A box of tissues by the bed is all you need. The way it works is this - you make a nice bit of love, you come inside her. You give her a cuddle, she rolls on her side. When she gets up for a pee, she grabs two tissues, and wipes herself after she's done. When she's out of bed, you shift to the wet spot, because that's what a gentleman does.

You're not doing open heart surgery, you're not going to come in gallons. Have you not looked at the condom? A teaspoon or so, that's all there is. All this waffle about towels and warm flannels and changing the sheets, what the fuck?
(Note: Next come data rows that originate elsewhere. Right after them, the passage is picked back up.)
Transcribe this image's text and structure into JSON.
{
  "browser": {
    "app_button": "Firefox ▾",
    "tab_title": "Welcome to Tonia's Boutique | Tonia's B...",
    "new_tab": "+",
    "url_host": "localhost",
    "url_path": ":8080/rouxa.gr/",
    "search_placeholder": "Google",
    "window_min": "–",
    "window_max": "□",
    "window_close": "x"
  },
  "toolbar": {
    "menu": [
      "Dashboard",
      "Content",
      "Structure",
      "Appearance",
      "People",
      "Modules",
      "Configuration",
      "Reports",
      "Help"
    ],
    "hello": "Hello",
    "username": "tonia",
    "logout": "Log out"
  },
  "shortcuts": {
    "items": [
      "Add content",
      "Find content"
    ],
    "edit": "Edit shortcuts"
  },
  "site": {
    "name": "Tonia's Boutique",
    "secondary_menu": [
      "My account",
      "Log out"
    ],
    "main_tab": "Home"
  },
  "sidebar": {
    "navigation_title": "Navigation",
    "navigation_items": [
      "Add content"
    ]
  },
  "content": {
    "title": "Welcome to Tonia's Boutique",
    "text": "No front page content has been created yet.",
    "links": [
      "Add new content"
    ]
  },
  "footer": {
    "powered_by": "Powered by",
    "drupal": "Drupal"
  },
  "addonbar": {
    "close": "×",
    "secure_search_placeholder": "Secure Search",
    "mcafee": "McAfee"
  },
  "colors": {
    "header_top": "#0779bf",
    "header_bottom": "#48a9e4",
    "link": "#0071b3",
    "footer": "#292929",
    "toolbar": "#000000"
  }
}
You're not cleaning up after a murder, you're not dealing with toxic waste!

Besides, your girl friend has a poo every day, a pee several times a day, and once a month, handles her period. Why you think she's going to freak out with your thimble full of cum is beyond me. If it drops on her skin, just rub it in like a hand cream.

I suspect that your main concern, to be honest, is how to last more than fifteen or twenty seconds, because when that condom comes off you're going to be more sensitive; and you sound a little...ummm... inexperienced at this sex stuff.

Hopefully she has a sense of humour - but if you come too quickly, you get the cuddle while she smiles fondly at her silly boy.

Hint - do NOT use porn for Sex-Ed 101, it's clearly giving you misinformation. Also, getting "advice" from jokers here is only going to increase your anxiety... so make that ten seconds ;).

I don't know if this thread is the saddest thing I've seen in a while, or the sweetest.

Dude, it'll be fine, just relax.

But don't even think about anal.
 
I've been thinking about this all day and honestly I think the Shamwow can be a serious suggestion as well.

I am picturing Vince Offer by the bed, narrating as they go along. Maybe he can work the Slap Chop into there too!
 
What sort of contortionist could get the windshield stained? Then again, I heard about someone who got her foot stuck in a steering wheel. That's why the back seat was better.

I once got stuck upside down in the driver's seat. I was picking my daughter up from school. Did that one all on my own. She was mortified. I was laughing my head off.